The Story Behind Argentina's Biggest Football Club in 1 Minute
How did Argentina’s biggest football club, from the rough area of Buenos Aires, come to be globally recognized? The team’s story of success explains why they are considered the ‘club of the people’ in Argentina.
It is easy to distinguish the city that North American sports teams represent, as the city’s name is often branded on the front of their shirts or at least displayed as part of their team name. But for football teams, it is not often this straightforward.
Boca Juniors from the La Boca area of Buenos Aires, are one of Argentina’s most historic and most decorated clubs in the game of soccer that dominates the country. All you need to do is walk near La Bombanera stadium on a day of a game to hear the support the team receives.
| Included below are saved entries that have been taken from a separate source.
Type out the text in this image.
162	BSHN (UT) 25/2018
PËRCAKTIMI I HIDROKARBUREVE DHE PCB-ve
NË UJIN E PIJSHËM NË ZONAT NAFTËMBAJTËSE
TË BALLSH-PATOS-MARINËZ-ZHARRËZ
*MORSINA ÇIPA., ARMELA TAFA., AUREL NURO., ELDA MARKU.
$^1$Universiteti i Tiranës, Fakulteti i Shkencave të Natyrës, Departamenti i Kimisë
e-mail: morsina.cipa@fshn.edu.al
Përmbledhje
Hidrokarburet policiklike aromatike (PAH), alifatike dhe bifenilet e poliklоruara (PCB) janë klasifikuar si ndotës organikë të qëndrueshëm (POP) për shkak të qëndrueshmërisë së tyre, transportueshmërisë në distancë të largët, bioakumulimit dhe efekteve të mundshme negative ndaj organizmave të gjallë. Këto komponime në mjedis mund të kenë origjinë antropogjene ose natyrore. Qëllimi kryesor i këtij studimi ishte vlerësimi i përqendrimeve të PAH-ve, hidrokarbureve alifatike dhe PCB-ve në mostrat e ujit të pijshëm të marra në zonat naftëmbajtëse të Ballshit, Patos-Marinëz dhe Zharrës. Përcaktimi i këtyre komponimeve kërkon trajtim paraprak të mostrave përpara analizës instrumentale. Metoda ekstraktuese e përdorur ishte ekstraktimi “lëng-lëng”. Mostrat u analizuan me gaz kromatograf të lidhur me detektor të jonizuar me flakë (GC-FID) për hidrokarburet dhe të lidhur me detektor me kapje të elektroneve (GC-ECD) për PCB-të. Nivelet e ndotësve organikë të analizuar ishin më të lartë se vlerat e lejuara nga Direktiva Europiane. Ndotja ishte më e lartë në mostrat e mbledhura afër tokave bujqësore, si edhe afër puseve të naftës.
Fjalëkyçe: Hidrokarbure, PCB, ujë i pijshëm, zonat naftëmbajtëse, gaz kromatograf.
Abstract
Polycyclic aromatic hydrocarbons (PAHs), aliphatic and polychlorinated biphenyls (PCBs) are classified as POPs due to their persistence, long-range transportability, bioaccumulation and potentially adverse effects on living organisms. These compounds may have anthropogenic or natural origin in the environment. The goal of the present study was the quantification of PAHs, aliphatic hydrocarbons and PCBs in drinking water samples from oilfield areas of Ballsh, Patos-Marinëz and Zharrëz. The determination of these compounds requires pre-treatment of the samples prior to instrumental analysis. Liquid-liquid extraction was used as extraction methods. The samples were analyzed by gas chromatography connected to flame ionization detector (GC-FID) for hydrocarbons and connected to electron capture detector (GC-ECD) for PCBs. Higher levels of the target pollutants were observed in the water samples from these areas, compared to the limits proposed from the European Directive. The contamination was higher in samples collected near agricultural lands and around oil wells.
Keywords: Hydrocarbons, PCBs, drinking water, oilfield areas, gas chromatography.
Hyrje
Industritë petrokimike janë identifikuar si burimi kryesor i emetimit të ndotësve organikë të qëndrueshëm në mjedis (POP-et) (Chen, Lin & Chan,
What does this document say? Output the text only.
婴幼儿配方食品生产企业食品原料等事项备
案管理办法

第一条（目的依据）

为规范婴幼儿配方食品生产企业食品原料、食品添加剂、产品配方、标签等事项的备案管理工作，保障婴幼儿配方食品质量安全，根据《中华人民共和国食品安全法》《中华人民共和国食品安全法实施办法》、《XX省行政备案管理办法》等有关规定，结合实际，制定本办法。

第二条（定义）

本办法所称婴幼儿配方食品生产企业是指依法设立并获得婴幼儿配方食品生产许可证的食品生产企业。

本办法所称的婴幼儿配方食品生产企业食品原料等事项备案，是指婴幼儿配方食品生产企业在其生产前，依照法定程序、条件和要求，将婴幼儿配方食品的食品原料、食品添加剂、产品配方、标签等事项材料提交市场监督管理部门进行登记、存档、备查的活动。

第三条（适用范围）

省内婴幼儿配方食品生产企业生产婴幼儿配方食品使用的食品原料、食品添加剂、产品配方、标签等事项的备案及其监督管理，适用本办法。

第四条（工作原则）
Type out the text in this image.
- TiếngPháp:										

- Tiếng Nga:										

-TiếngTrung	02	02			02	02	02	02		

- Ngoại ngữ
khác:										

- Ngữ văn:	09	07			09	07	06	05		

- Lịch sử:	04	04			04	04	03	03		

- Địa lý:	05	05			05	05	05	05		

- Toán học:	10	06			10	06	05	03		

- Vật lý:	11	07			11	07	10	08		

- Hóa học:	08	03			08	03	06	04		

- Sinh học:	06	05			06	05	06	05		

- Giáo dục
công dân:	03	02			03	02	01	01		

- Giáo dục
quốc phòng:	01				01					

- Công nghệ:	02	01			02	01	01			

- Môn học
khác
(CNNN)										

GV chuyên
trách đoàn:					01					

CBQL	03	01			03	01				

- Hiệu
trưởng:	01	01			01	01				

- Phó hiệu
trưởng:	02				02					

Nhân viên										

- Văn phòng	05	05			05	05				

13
Back in the early 1900s, the docks of the capital city of Argentina were filled daily with boats bringing migrant workers and immigrants from Europe, with a high percentage hailing from Italy. One young man who arrived however was from Ireland and his name was Patrick McCarthy. Paddy, as he was more commonly known, arrived in Buenos Aires and worked in a school as a teacher of English and physical education.
Decades before McCarthy’s arrival, the game of football had been brought over by British workers who were based at the ports. In a time when the sport was growing as frantically as the population, Paddy McCarthy taught lessons on the rules and techniques of the game.
A few of his eager pupils were young immigrants from Genoa, Italy: Esteban Baglietto, Santiago Sana, and Alfredo Scarpati. They got together with other friends, the brothers Teodoro and Juan Farenga, to find a way to play organized games. A discussion in the Baglietto house ran on for hours and was eventually taken to the streets, where they say down at a park bench in Plaza Solis, La Boca, Buenos Aires, and Boca Juniors was founded in 1905.
The group of friends, who were all still teenagers, began to expand and encompass more and more Italians with the desire to play, and with the help of Paddy McCarthy, who was now part of the Sporting Municipal Committee of Buenos Aires, Boca Juniors had their first official coach. They had the name, players and the coach – now they needed to decide on a color and legend has it that the distinguished royal blue and gold of Boca occurred by pure happenstance a couple of years later.
A port-worker and former club president, Juan Brichetto, suggested that to settle on the colors of the club, the first ship that crossed the port the following morning would make the decision for them, and as a blue-and-green Swedish ship crossed the harbor the following sunrise, the Boca colors were decided.
Paddy McCarthy remained in Buenos Aires, and moved into refereeing. He was given the honor to be the referee for the first ever derby game between the two fiercest cross-city rivals in South American football, River Plate and Boca Juniors, now known accurately, as El Superclásico, known all over the soccer world as one of the most important football matches of all time.